2024
Cairn
Sarga Moussa, « Paysages picturaux et projections identitaires dans le Voyage en Orient de Lamartine », Revue de l'art, ID : 10670/1.6bdbs9
This article explores the pictorial dimension present in Lamartine’s Voyage en Orient (1835). Far from being a product of facile exoticism, the Orient of Lamartine is the object of a double process of aestheticizing reality and projecting emotion. First must be examined how the describer becomes a painter in order to compose idealized, harmonious landscapes, on the model of Classical painters, allowing a spiritualization of space. Next must be examined how the narrator, by substituting himself for the Author of the creation designated as painter, symbolically brings back to life his daughter who died of tuberculosis during the voyage, celebrating the “wonders” of nature seen during the last walk he took with her in the Lebanese mountains.
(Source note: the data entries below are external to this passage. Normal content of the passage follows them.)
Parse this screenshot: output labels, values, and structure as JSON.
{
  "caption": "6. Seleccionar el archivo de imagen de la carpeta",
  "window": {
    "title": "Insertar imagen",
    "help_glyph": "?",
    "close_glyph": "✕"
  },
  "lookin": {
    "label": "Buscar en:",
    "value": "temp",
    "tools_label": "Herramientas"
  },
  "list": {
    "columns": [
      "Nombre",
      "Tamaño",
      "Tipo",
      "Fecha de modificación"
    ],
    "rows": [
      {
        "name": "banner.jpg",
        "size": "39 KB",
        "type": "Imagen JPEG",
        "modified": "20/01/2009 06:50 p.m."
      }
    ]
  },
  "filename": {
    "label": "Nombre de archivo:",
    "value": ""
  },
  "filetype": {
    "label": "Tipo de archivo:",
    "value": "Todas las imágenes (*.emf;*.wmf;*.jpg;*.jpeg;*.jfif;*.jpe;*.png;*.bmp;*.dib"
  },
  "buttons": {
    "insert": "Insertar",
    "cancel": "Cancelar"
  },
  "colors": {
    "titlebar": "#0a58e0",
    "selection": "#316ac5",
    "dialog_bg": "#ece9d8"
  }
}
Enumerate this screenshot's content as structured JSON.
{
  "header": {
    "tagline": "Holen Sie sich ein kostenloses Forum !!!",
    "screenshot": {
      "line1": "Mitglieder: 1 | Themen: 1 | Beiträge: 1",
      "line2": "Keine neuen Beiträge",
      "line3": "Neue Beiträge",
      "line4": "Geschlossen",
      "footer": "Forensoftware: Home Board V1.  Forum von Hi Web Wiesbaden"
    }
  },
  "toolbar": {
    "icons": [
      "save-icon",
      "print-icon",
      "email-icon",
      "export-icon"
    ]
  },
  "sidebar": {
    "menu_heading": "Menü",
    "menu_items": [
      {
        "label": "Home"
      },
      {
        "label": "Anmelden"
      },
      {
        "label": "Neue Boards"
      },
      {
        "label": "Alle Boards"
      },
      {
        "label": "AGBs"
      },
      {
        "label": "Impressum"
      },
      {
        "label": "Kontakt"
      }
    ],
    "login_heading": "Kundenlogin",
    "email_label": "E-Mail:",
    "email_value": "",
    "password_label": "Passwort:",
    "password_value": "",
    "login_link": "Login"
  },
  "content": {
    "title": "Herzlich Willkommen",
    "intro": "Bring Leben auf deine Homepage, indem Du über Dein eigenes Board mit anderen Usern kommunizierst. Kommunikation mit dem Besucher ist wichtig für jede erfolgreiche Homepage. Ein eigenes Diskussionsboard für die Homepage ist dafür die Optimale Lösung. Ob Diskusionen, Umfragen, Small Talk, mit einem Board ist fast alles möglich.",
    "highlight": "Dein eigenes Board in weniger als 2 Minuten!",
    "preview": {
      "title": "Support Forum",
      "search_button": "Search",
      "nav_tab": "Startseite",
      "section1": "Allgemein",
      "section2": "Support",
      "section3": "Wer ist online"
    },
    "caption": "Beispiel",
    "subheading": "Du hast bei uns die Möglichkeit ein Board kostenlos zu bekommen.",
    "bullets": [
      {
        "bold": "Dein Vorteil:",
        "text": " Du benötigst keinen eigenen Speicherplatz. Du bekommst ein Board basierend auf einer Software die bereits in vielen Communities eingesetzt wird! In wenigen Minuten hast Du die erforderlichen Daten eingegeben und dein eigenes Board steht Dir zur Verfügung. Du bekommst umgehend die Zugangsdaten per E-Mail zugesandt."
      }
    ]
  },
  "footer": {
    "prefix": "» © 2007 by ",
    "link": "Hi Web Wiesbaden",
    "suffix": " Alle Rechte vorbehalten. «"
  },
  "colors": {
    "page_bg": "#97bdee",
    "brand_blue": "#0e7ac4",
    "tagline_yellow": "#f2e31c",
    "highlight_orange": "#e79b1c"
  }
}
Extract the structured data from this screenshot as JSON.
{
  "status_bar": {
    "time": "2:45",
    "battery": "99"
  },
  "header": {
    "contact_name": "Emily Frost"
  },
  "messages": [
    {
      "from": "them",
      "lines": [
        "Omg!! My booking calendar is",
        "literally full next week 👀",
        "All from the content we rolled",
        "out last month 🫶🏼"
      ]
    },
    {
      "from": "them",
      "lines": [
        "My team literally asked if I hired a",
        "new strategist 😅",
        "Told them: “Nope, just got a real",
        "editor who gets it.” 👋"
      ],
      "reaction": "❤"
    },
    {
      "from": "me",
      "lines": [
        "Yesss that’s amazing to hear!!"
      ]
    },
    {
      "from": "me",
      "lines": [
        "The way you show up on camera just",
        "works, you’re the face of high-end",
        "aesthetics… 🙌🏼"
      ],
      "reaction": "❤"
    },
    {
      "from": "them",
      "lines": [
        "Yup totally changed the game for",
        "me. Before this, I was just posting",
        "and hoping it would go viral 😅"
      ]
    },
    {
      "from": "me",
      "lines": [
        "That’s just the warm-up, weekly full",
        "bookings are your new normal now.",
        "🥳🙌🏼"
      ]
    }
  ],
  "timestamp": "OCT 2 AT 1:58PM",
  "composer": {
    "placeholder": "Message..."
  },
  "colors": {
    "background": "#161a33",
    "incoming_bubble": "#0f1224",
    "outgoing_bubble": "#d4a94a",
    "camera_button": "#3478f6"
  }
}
Finally comes the analysis of the double movement at work in the motif of the fires of light, simultaneously the projection of interior upheaval and an attempt to distance itself from a new aesthetic of Oriental landscape which, this time, rivals with the Romantic Orientalist painters. With Lamartine, a turning point took place. His use of pictorial comparisons for representing the Mediterranean Orient leads, at the same time, to a necessary interdisciplinarity where literature and art history complete each other.